Alright guys I’m going to be honest with you. 59 Diner had me the minute I read their sign, because they had my favorite word (diner. Followed by bubble, followed by glitter, followed by quadratic. I mean tell me those last three aren’t so fun to say. And the first isn’t so fun to eat at.) incorporated into their name. But I’m going to try to be impartial and unbiased in order to trick you guys into thinking I have some sort of integrity and didn’t spend the last twenty minutes in an ethical debate with myself over whether or not it was OK to illegally download “We Are Young” by Fun. onto my computer. I don’t think anybody won because either way Fun. didn’t get any money from me but also I didn’t get the song and I now no longer believe in win-win situations -9.
Back to 59 Diner. I’m going to share with you guys the story of my first trip to 59 Diner because it’s the most embarrassing story of my entire existence, and I think it’s time that I shared more with you guys because let’s be honest you don’t know enough awkward details of my life. So. Picture the scene. Last summer. “That” time of the month. I had a job interview in the morning that I’d arrived for twenty minutes late through every fault of my own (the fact that I actually was offered the job after this dismal display is not relevant to the story, just picture my self-loathing). I was wearing a dress that I’d bought even though it was a little saggy in the breast area and altered to fit my needs. Friend-zone Thomas texted me to see if I wanted to go to a movie to be cheered up. I showed up twenty minutes late to the movie too, because I was fat and ugly. Are starting to feel the despair that only a woman can feel? The movie ends and as I’m walking down the stairs, I trip and fall flat on my butt. I blink back tears. Did Thomas see my butt? Had I inadvertently exposed myself to a boy I’ll admit to the internet I had a crush on? My shame, self-hatred, and general melancholy had almost reached its peak. I blackmailed Thomas into going to the nearest place which would sell me a chocolate malt, which thankfully turned out to be the Happiest Place on Earth, 59 Diner. We arrive and slide into the booth, and I’m immediately self-conscious. Had I done a good enough job altering my dress? Were my breasts too exposed to this boy? Was he getting a show, both my bum and my bosom in one day? I wanted to crawl under a rock and die. I wanted to dissolve into a puddle. I was the worst of the worst – habitually late, sluttily dressed, and, suddenly, crying in public! My first trip to 59 Diner, and here I was, crying in front of Thomas, who now looked terrified!

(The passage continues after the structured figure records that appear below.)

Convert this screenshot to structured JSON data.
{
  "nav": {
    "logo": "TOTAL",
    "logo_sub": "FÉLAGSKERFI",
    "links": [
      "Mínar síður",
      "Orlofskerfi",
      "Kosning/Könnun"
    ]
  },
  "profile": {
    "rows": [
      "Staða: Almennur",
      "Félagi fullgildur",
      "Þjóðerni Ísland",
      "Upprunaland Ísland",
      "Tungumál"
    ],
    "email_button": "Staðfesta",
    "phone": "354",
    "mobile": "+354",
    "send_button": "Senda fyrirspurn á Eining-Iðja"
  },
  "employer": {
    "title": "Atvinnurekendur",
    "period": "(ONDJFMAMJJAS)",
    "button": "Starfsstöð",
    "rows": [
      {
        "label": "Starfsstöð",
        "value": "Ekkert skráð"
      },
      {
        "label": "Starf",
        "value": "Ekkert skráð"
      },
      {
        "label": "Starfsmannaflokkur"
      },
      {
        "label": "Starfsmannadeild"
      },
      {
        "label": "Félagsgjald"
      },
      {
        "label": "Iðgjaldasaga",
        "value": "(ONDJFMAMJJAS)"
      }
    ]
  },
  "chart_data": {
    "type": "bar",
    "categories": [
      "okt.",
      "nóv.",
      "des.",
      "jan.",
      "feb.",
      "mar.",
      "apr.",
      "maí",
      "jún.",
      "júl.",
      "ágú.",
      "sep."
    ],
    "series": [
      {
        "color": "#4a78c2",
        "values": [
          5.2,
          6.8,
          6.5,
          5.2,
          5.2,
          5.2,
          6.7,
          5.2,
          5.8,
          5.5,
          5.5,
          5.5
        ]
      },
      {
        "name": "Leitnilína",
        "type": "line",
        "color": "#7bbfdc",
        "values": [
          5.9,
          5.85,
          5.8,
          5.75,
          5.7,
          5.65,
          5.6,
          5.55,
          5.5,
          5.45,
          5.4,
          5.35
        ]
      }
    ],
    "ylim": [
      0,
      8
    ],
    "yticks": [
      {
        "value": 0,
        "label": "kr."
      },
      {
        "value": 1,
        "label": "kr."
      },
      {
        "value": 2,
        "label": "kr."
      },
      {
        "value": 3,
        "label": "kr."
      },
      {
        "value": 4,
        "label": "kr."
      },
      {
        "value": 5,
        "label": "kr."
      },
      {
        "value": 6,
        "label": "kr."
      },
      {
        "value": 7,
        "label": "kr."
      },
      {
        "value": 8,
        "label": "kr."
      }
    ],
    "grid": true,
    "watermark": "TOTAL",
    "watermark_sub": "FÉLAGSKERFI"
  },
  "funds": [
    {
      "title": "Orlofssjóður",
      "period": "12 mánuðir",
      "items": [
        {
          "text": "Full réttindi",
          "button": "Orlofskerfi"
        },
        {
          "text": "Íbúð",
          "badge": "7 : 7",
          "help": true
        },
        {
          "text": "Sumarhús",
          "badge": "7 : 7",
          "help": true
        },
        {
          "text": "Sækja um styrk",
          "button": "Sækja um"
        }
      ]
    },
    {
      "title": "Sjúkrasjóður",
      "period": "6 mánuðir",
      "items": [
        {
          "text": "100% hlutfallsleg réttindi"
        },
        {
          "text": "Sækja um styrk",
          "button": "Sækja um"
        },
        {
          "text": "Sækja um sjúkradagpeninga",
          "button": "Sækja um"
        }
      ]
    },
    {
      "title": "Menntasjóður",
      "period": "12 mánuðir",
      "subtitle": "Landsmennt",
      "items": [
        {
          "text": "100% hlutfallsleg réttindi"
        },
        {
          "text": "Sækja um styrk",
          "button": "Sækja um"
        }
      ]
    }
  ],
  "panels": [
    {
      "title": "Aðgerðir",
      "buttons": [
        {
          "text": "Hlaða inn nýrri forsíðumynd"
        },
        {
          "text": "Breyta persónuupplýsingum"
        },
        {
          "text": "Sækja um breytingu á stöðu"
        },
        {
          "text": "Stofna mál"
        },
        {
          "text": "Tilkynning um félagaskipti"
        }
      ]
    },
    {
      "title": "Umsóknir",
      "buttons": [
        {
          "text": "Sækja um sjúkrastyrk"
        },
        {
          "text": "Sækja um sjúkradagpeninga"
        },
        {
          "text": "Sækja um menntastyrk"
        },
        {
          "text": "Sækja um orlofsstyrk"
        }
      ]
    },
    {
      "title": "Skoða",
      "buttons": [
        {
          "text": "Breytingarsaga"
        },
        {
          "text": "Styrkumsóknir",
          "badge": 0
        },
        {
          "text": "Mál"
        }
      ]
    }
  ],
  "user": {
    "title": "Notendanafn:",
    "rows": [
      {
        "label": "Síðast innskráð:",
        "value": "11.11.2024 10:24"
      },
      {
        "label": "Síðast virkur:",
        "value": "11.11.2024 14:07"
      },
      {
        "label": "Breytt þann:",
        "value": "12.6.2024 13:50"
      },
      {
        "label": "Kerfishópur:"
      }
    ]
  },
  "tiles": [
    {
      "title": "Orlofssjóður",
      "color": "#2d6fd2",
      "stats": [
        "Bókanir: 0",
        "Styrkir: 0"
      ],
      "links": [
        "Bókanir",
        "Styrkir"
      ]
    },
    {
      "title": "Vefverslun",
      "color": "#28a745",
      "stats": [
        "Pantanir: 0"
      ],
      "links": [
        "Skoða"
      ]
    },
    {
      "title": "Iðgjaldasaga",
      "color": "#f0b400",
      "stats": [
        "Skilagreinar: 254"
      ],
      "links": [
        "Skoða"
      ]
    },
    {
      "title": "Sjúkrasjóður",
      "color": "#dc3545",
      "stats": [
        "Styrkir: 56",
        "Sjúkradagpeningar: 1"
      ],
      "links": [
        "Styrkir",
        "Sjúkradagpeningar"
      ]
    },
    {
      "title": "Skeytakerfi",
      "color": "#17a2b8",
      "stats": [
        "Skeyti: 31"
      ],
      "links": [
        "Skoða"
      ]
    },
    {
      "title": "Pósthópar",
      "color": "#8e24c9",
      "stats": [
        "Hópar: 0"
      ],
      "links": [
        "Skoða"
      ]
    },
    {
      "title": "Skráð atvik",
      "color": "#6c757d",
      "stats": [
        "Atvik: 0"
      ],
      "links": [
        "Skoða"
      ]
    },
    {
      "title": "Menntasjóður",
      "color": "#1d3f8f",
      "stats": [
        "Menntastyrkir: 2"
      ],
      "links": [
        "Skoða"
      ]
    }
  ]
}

Guys. 59 Diner came through for me. Our waitress was on the scene in an instant, refilling my water glass as quickly as I could gulp it tearfully down, giving me hugs, discretely checking to make sure Thomas wasn’t abusing me. You know what she said to me? Guys, she said, and I’m quoting this word for word even though it happened a full year ago, “Anybody wearing a dress as beautiful as that shouldn’t be sad.” +980! She didn’t think I’d done a humiliating job of altering anything! She though my cleavage was delightfully covered! Suddenly I wasn’t even sure that Thomas had seen my butt at the movies, for one thing it was dark, for another, I mean when I slipped, I mostly just sat down, the angles and trajectories were all wrong for him to have seen anything! I wasn’t fat or ugly! I was slender and beautiful! Obviously Thomas wasn’t too terrified of my tears, now we’re dating in real life, and nobody even cared how late I was that day! Everything turned out fine, and it was just because I went to 59 Diner!
I almost don’t even know what to tell you about this place, because it’s so magical I can’t narrow down the exact things I want to share with you. They have all sorts of quarter machines that you can use to get keychains or solid gold jewelry or stickers or lower back tattoos +76 there are few things I love more than fake lower back tattoos for wearing underneath my most nun-like clothes where nobody will actually see them. There’s a neon sign where the guy who makes the malts stands that says “Head Jerk” and I feel like it’s 100% serious and not even a little bit of a joke +41.
No, you’re right, there is one fact about 59 Diner that surpasses all others. The 59 Diner I go to is on Shepherd, just off of highway 59. Right, that makes sense. That’s why it’s called 59 Diner. Because it’s near 59. But do you know where they have another one? Off of I-10! What’s more arbitrary than that??? No longer does the 59 mean anything! It’s just a random number they’ve assigned to these diners! I love random numbers assigned to things!!! +28!! I think subliminally I must have gotten the idea for my famous restaurant review blog arbitrary criticism dot com from this fantastic restaurant chain! Thank you for everything 59 Diner!
Go to 59 Diner, my flock! Go there and order your breakfast for dinner and do not be afraid to cry in public, I promise you it will work out for the best! You are in good company!